As crianças são onipresentes nas redes sociais. A americana Everleigh Rose, de 9 anos, é um exemplo gritante: seu canal no YouTube tem quase 4 milhões de inscritos. Vídeos de sua rotina, como quando passou um dia inteiro jogando videogame, são postados por sua mãe, outra famosa influencer. Ainda que não haja violação às normas de uso — adultos estão autorizados a criar e controlar páginas para filhos ou mesmo para bichos de estimação —, há intensas discussões sobre seus efeitos deletérios.
É consenso que os primeiros contatos com as redes devem ser graduais, com acompanhamento e abertura ao diálogo sobre temas como violência e sexualidade. “O primeiro perfil em uma rede deve ser fechado só para familiares, depois para amigos. A liberdade vem à medida que a noção de uso cresce”, diz Vanessa Abdo, doutora em psicologia social pela PUC-SP. Há ainda a questão do cyberbullying: ser caçoado nas redes tem peso bem maior do que no pátio do colégio. “No ambiente virtual, a ofensa é amplificada e eternizada. Os pais devem estar atentos para que seus filhos não sejam vítimas ou autores dos ataques.”

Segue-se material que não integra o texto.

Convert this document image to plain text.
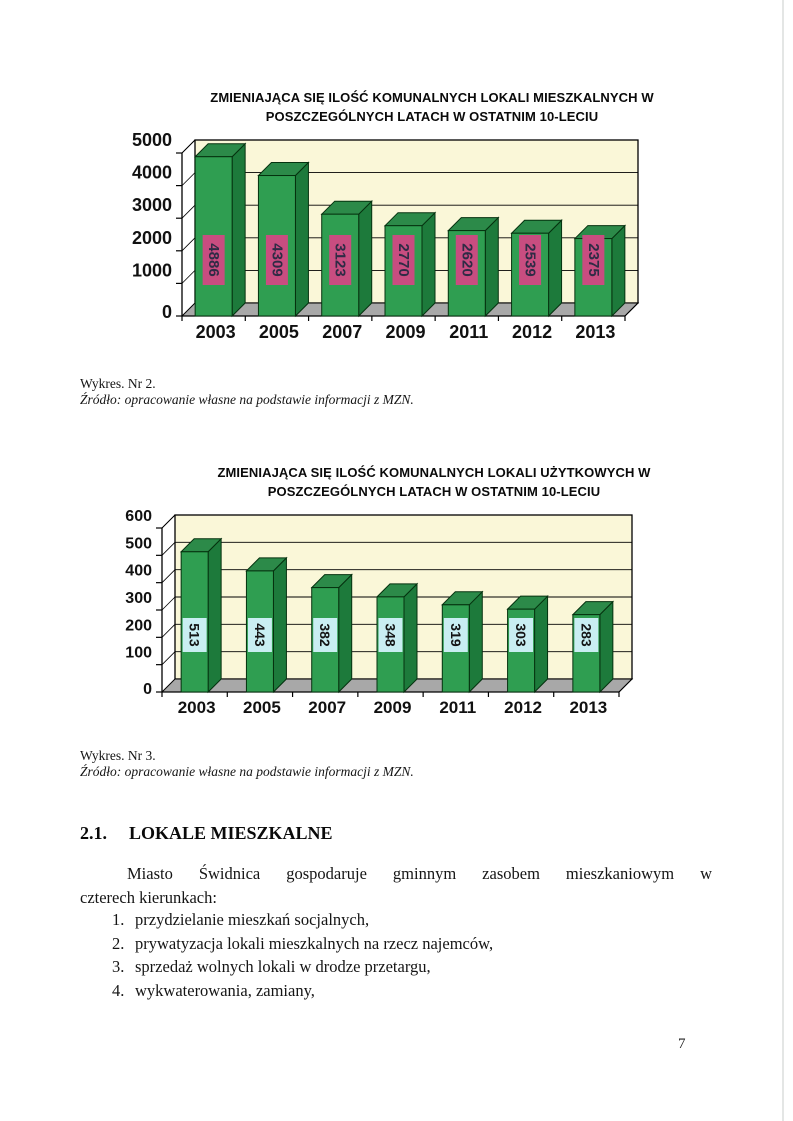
ZMIENIAJĄCA SIĘ ILOŚĆ KOMUNALNYCH LOKALI MIESZKALNYCH W
POSZCZEGÓLNYCH LATACH W OSTATNIM 10-LECIU
0
1000
2000
3000
4000
5000
4886
2003
4309
2005
3123
2007
2770
2009
2620
2011
2539
2012
2375
2013
Wykres. Nr 2.
Źródło: opracowanie własne na podstawie informacji z MZN.
ZMIENIAJĄCA SIĘ ILOŚĆ KOMUNALNYCH LOKALI UŻYTKOWYCH W
POSZCZEGÓLNYCH LATACH W OSTATNIM 10-LECIU
0
100
200
300
400
500
600
513
2003
443
2005
382
2007
348
2009
319
2011
303
2012
283
2013
Wykres. Nr 3.
Źródło: opracowanie własne na podstawie informacji z MZN.
2.1. LOKALE MIESZKALNE
Miasto Świdnica gospodaruje gminnym zasobem mieszkaniowym w
czterech kierunkach:
1. przydzielanie mieszkań socjalnych,
2. prywatyzacja lokali mieszkalnych na rzecz najemców,
3. sprzedaż wolnych lokali w drodze przetargu,
4. wykwaterowania, zamiany,
7
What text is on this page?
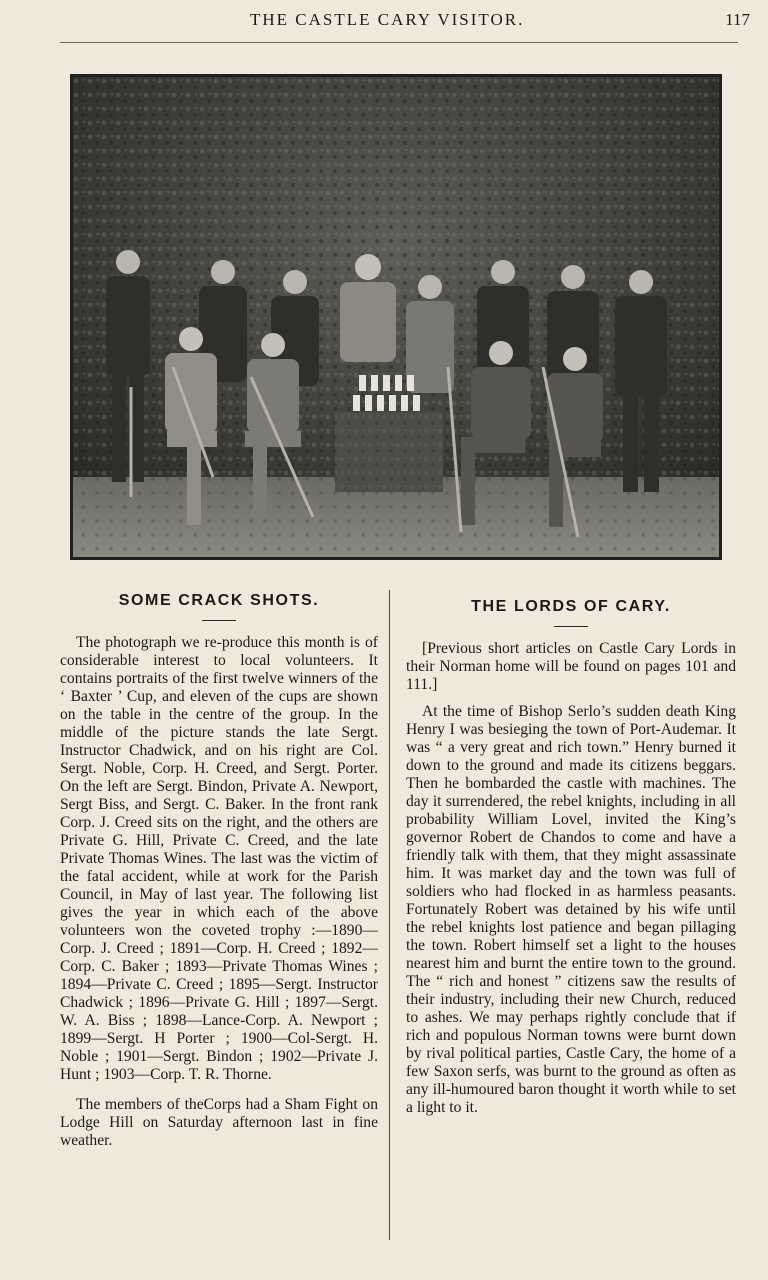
THE CASTLE CARY VISITOR.	117
SOME CRACK SHOTS.

The photograph we re-produce this month is of considerable interest to local volunteers. It contains portraits of the first twelve winners of the ‘ Baxter ’ Cup, and eleven of the cups are shown on the table in the centre of the group. In the middle of the picture stands the late Sergt. Instructor Chadwick, and on his right are Col. Sergt. Noble, Corp. H. Creed, and Sergt. Porter. On the left are Sergt. Bindon, Private A. Newport, Sergt Biss, and Sergt. C. Baker. In the front rank Corp. J. Creed sits on the right, and the others are Private G. Hill, Private C. Creed, and the late Private Thomas Wines. The last was the victim of the fatal accident, while at work for the Parish Council, in May of last year. The following list gives the year in which each of the above volunteers won the coveted trophy :—1890—Corp. J. Creed ; 1891—Corp. H. Creed ; 1892—Corp. C. Baker ; 1893—Private Thomas Wines ; 1894—Private C. Creed ; 1895—Sergt. Instructor Chadwick ; 1896—Private G. Hill ; 1897—Sergt. W. A. Biss ; 1898—Lance-Corp. A. Newport ; 1899—Sergt. H Porter ; 1900—Col-Sergt. H. Noble ; 1901—Sergt. Bindon ; 1902—Private J. Hunt ; 1903—Corp. T. R. Thorne.

The members of theCorps had a Sham Fight on Lodge Hill on Saturday afternoon last in fine weather.

THE LORDS OF CARY.

[Previous short articles on Castle Cary Lords in their Norman home will be found on pages 101 and 111.]

At the time of Bishop Serlo’s sudden death King Henry I was besieging the town of Port-Audemar. It was “ a very great and rich town.” Henry burned it down to the ground and made its citizens beggars. Then he bombarded the castle with machines. The day it surrendered, the rebel knights, including in all probability William Lovel, invited the King’s governor Robert de Chandos to come and have a friendly talk with them, that they might assassinate him. It was market day and the town was full of soldiers who had flocked in as harmless peasants. Fortunately Robert was detained by his wife until the rebel knights lost patience and began pillaging the town. Robert himself set a light to the houses nearest him and burnt the entire town to the ground. The “ rich and honest ” citizens saw the results of their industry, including their new Church, reduced to ashes. We may perhaps rightly conclude that if rich and populous Norman towns were burnt down by rival political parties, Castle Cary, the home of a few Saxon serfs, was burnt to the ground as often as any ill-humoured baron thought it worth while to set a light to it.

O Brasil abriga uma das referências mundiais no tratamento de dependência de internet, o programa Pro-Amiti, do Instituto de Psiquiatria do Hospital das Clínicas da Faculdade de Medicina da Universidade de São Paulo. O psiquiatra Cristiano Nabuco, coordenador do projeto, diz que a tecnologia rouba espaço de experiências reais insubstituíveis e rejeita com veemência a tese dos entusiastas das novas tecnologias de que elas só trazem benefícios. “Esse é um argumento absolutamente falacioso”, afirma. “Já se fala em uma geração perdida, sem autonomia, incapaz de transformar informação em conhecimento e que terá graves problemas na vida adulta.” Exageros à parte, não se trata de desconectar as crianças, mas de buscar um ambiente que permita navegar com segurança pelas extraordinárias oportunidades que a internet traz.